Estağfirullah efendim, öncelikle sizinde tabirinizle eleştiriniz için teşekkür ediyorum. Cümleme şöyle başlamak isterim, kullandığım arapça kelimeleri tümcelere uyarlıyormuşum. İlk olarak, onlar kelime değil ismimin baş harfleri. Orada Kullanma sebebim ise (ki bunu sık sık yapmıyorum, iletinin kendime ait olma sebebi) şimdi gelelim asıl mevzuya, arapçaya... Madem güzel vatanımızın tarihine ineceğiz; evet Yunus Emreler, Karacaoğlanlar varken bir öğretmenden ziyade bir insan olarak yaşadığım ve her geçen gün bu topraklarda doğmuş olmanın şükründe olan bir vatandaş olarak, niçin arapça kullanıyorum bunu açıklamak isterim. Şahsıma ait bir fikir size göre uygun da olmayabilir. Osman Gazinin kurduğu Osmanlıdan, Fatihin fethettiği İstanbula kadar, bu topraklar bir çok anıyla dolu... Hal böyleyken Ecdadın bıraktığı eserleri nasıl anlayacağım, ecdadın mezar taşlarını okuyamayan ne yazdığını bilmeyen bir nesil geliyorken üç beş sene sonra ecdadtan bize bırakılan değerleri nasıl anlayacağız. Ülkemizin her köşesi tarihi bir olaya ev sahipliği yaparken ülkesinin tarihini bilmeden yaşamak, bir vatandaş olarak ne kadar doğru. Zira bu toprakları kolay kazanmadık. Fatihinden Süleymanından Abdülhamitine kadar o ruhu, o vatan sevgisini, bıraktığı mirasları, değerleri bugün sırf bir dil için öğrenmezsek yarın bu vatana nasıl sahip çıkacağız. Acizane bir eğitimci olarak ben ülkemi tanımazsam nasıl anlatırım. Gençlerimizi nasıl bir geleceğe götürürüm. Değerlerine vakıf olmayan bir nesil ne kadar bilir elindekinin kıymetini...
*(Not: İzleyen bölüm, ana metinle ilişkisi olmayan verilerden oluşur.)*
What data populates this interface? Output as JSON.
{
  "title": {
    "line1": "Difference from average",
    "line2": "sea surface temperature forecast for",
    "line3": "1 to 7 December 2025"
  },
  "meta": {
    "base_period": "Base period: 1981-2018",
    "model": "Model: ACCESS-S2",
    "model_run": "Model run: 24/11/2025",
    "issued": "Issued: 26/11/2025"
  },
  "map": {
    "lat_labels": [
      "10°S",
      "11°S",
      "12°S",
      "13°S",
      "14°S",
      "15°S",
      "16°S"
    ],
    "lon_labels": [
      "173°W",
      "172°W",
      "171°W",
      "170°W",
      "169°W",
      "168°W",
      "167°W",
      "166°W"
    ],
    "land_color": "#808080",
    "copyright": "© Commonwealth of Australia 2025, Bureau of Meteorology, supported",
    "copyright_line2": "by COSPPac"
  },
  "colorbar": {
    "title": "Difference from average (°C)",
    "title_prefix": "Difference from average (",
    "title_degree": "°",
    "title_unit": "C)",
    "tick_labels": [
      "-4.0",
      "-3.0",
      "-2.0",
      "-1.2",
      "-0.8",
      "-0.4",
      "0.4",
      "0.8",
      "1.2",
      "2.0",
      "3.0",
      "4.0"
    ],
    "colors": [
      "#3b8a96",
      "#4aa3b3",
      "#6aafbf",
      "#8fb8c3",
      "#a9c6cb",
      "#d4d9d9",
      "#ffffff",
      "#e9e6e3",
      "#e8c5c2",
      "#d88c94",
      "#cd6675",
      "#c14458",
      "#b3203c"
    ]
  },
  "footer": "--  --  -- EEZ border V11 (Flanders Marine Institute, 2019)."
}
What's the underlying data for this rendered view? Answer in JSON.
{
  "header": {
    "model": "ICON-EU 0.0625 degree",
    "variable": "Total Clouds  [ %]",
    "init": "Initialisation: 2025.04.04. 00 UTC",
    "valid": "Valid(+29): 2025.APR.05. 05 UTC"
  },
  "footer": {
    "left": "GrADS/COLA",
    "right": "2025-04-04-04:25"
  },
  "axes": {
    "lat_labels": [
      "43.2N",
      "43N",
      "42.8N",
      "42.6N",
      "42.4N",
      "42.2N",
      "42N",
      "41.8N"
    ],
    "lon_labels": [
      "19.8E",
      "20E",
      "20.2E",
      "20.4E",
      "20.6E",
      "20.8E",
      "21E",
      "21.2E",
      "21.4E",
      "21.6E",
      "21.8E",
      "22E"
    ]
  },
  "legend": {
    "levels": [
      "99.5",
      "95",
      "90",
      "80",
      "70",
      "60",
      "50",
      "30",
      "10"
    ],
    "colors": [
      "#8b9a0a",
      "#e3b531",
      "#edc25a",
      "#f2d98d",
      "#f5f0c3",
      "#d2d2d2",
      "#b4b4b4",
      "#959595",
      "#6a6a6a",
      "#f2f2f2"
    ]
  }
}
Bugün nefes alabiliyorsam, kar kış demeden vatanı için gerek sınırda gerek sahada gerekte masada nöbet tutan gece gündüz demeden ülkesi için çalışan evlatlarımızın, kardeşlerimizin sayesinde değil midir? Onlar ne uğruna uykusuz kalıyorlar... Vatanperverlik duygusunu yaşamayan toplum, tarihte yok olmaya mahkumdur.
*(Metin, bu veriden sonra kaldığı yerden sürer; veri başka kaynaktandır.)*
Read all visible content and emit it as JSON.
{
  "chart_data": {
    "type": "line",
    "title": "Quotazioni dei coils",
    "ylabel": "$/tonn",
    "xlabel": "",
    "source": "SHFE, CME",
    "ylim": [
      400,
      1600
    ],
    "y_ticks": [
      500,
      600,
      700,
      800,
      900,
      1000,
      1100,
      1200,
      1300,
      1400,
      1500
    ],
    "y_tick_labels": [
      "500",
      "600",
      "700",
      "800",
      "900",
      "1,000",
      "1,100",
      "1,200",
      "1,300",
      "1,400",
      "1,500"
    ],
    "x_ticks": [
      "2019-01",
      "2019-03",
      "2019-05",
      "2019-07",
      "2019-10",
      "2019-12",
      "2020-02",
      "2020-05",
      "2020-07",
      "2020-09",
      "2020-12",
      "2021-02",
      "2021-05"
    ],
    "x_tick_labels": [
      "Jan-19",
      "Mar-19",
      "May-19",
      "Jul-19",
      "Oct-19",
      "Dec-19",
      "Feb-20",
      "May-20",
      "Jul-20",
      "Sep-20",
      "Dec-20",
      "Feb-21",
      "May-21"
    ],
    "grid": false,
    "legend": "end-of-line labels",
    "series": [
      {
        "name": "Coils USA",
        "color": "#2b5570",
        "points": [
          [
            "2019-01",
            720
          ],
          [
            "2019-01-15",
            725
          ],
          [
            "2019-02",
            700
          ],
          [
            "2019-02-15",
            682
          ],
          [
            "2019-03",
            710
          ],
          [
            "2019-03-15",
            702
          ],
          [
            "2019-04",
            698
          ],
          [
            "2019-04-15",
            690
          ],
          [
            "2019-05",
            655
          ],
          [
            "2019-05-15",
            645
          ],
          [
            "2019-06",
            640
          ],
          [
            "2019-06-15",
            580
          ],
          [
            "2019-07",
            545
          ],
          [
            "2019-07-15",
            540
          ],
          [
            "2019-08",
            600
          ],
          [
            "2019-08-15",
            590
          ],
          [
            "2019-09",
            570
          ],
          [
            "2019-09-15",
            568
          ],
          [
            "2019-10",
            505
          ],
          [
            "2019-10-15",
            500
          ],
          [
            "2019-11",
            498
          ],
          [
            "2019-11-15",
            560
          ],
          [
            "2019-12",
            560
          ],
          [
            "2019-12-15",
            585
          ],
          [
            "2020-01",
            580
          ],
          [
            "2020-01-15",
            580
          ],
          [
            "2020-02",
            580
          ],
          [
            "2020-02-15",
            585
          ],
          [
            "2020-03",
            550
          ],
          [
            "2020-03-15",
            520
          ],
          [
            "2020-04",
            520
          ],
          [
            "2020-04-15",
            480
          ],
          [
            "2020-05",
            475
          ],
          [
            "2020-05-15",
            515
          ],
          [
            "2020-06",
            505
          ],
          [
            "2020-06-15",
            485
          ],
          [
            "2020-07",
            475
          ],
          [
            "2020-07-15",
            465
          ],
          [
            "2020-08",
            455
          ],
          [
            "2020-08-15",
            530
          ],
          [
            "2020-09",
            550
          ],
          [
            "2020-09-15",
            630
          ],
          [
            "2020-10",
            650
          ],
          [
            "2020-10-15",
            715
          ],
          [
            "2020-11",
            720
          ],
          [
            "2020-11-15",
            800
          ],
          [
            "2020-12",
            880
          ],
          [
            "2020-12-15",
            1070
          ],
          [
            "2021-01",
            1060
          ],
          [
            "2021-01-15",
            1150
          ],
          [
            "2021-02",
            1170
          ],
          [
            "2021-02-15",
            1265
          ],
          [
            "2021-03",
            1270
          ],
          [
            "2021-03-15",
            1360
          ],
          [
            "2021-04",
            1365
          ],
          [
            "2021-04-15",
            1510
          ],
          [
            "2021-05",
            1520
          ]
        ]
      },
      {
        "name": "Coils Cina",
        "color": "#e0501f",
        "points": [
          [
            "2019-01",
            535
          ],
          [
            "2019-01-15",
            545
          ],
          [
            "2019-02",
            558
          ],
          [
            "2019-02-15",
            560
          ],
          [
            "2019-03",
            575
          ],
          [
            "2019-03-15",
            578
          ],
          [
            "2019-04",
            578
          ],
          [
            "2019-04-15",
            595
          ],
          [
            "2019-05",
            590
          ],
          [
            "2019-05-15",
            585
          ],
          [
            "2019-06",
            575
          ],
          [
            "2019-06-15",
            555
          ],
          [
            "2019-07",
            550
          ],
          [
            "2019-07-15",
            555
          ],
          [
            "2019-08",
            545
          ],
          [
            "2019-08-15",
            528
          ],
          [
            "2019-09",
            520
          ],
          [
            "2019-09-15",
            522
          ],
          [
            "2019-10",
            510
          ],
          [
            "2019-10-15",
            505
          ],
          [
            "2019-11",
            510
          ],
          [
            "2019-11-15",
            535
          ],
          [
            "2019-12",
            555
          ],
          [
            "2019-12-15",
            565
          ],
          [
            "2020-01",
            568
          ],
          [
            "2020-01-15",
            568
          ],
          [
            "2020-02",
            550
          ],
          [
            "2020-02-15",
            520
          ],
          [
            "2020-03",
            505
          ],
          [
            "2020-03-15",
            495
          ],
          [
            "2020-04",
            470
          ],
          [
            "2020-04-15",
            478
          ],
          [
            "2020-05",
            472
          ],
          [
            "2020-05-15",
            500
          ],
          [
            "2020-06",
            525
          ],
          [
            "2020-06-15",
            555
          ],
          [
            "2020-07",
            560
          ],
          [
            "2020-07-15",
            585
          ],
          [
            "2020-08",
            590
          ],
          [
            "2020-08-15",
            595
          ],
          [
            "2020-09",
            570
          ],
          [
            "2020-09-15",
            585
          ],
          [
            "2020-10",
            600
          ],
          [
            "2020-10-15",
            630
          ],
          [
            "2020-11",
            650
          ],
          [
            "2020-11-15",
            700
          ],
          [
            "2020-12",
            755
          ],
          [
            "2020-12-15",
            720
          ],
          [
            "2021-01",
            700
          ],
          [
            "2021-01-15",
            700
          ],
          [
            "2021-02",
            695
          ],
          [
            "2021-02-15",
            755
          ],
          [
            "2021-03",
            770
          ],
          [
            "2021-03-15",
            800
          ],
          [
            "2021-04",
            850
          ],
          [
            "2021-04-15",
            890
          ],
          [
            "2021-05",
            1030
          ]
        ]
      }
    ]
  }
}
Bizim gönül coğrafyamızın sınırları bize çizilenden çok ötede, bizler bu ülkenin vatandaşları olarak ayrımcılık yapmadan, Yunus Emrenin tabiriyle sevgiyle gönüller yaparak gönüller fethetmeliyiz.. Cenabı Hak rahmet eylesin her birilerine. Ülkemizin bekâsı için canını ortaya koyan vatan evlatlarına dua ediyoruz. Son olarak:
Öyle güzel yere değindiniz ki; Yunus Emrenin bir sözü benim acizane insan olarak düsturumdur: Ben gelmedim dava için benim işim sevi için
Dost'un evi gönüllerdir, gönüller yapmaya geldim..
Hakiki ilim, gönüllere yerleşen ve hiç bir suretle tebdil ve tağyire uğramayan gönüllere verilendir..
Allahım merhametli, şefkatli, erdemli gençler yetiştirebilmeyi nasip eylesin. İnanıyorum ki, çocuklarımızın toprağında büyüyen çiçekler güzelleştirecek dünyayı...
Kusurumuz olduysa affola naçizane yanıt vermek istedim.